The Community Syringe Redemption Program (CSRP) closed shop at the end of June, ending both the main factor keeping needles off the city’s streets and a critical income source for the Bostonians who need it most.

The Newmarket Business Improvement District (BID) is operating its own street cleaning service, but it isn’t anywhere near the scale of the CSRP and is more about offering Boston’s unhoused gainful employment with a path toward recovery than cleaning up every stray needle.

The CSRP began operations in early 2021.

Co-founder and President Allie Hunter says it was initially a pilot funded by its founders and philanthropic donations, proving successful enough that the city took over funding the original site and dedicated money from the ARPA to start two more.

“The program was uniquely effective because it not just reduced street litter but engaged individuals in a low barrier way to earn money. It’s that combination that resulted in such a large number of participants and collected syringes,” said Hunter.

The program averaged 28,000 needles collected per week at a cost of around $400,000 to $450,000 annually per site. Some weeks saw as many as 10k needles collected per day, with the program cleaning up 5,210,000 needles over its three years of operation.

This year, however, ARPA funding ran dry, sending many of the city’s drug treatment and mitigation services over a budgetary cliff. The city put out a request for proposals to run the needle buyback program on a smaller budget with more of a focus on recovery pathways, which the CSRP did offer to fill.

Boston officials, however, eventually closed that request without awarding anybody the contract. A spokesperson for the Boston Public Health Commission (BPHC) cited “dynamic budgetary and operational considerations” as the reason the city declined to renew a needle buyback program.

“While funding for the CSRP ended in June, the city and BPHC are continuing peer based syringe cleanup efforts that focus on providing meaningful employment and workforce development opportunities for people experiencing substance use disorder,” said Dr. Bisola Ojikutu, the executive director of the BHPC, in a statement.

That’s a reference to the Back To Work cleaning program, an initiative by the Newmarket BID offering anyone willing to work a stable wage along with a path toward housing and recovery.

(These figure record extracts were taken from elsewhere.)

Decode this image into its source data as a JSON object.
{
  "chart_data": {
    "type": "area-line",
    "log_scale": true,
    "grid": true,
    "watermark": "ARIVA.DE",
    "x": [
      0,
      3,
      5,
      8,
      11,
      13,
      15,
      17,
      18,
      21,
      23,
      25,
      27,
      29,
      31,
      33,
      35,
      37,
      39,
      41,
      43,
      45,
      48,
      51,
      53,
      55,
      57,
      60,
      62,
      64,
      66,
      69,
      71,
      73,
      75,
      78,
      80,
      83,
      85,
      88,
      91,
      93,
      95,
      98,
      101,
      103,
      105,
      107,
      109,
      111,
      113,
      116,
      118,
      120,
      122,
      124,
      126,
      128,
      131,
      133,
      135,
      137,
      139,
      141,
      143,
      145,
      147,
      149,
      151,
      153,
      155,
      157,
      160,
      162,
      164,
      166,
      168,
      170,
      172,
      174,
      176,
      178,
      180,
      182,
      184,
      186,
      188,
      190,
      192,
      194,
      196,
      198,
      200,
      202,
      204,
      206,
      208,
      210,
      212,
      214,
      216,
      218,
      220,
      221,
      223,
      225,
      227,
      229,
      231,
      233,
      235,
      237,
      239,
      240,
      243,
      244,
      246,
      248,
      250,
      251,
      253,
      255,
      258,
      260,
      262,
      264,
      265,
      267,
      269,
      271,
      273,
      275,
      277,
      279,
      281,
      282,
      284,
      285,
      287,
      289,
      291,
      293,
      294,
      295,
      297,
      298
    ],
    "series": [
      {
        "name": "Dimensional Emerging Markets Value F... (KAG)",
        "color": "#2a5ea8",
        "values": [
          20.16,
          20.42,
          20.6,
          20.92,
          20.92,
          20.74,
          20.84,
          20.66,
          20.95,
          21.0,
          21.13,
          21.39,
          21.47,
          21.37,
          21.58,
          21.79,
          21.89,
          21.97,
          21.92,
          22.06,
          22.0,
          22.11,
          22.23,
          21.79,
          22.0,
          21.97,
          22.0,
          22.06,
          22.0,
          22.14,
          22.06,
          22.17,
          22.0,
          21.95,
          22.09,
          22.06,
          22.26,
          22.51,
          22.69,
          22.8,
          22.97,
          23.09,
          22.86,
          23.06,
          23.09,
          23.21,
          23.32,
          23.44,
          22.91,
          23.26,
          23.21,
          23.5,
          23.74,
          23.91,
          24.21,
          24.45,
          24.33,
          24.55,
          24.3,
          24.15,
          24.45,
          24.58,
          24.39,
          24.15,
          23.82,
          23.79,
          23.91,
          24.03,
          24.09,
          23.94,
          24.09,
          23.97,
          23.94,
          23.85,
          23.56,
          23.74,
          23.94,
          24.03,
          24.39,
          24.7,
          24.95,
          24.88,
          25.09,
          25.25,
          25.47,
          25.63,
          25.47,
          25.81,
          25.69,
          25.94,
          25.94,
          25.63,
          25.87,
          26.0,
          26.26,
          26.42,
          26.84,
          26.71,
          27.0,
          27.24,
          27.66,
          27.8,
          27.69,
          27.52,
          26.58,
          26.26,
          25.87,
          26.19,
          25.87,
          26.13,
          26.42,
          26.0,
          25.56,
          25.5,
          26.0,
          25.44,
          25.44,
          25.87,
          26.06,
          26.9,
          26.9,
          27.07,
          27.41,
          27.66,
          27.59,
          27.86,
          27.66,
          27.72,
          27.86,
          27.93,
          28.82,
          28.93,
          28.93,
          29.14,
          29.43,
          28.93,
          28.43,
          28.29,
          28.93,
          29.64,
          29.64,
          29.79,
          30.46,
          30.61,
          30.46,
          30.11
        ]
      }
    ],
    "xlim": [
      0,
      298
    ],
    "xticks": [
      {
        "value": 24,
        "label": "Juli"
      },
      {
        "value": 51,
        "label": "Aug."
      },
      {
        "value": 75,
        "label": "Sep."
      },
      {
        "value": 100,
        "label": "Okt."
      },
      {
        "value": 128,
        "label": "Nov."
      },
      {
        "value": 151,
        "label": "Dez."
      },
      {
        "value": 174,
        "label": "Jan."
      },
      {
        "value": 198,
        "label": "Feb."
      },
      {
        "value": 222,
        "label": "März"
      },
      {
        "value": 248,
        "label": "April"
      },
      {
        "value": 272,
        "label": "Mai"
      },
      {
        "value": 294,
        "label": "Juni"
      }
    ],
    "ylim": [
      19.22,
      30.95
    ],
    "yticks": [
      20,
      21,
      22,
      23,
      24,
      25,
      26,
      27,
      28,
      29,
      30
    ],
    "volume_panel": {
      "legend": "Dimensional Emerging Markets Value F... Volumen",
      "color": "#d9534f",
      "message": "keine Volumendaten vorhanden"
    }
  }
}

City government paid to expand the program in July to cover the South End, Andrew Square, Nubian Square and Ramsay Park. For the four months funding lasts, a handful of workers will go out each day for around three hours to pick up litter, including used needles.

Like the CSRP it has a relatively low entry threshold, requiring only that its 30-40 employees not be under the influence during work hours, show up to execute their job, and eventually begin taking steps toward recovery and stability.

Hourly employment also offers a professional work history the needle buyback didn’t.

Around 50 of the Back To Work program’s 140 total participants have already moved on to normal jobs in the community.

The tradeoff, however, is in the program’s scale. It doesn’t have nearly the budget or reach of the CSRP, picking up on average 1,000 needles per day.

Sue Sullivan, executive director of the Newmarket BID, says anyone hoping the BID can replace the CSRP is misguided.

“That’s not something we do. We’re a business improvement district and it’s just outside of our mission. We’re a $3.5 million BID. We do some street cleanup, but we could never match that size,” she said.

It’s not guaranteed at this point that the city will even continue to fund the BID’s expanded coverage beyond its initial four-month pilot. Hunter says she’d like to continue the CSRP in some form, but even for her there’s no clear path toward that.

“I hope that there’s still a possibility that the city will see the value in finding a way to fund it, but I’m not sure what that would look like or if and when that might happen,” she said.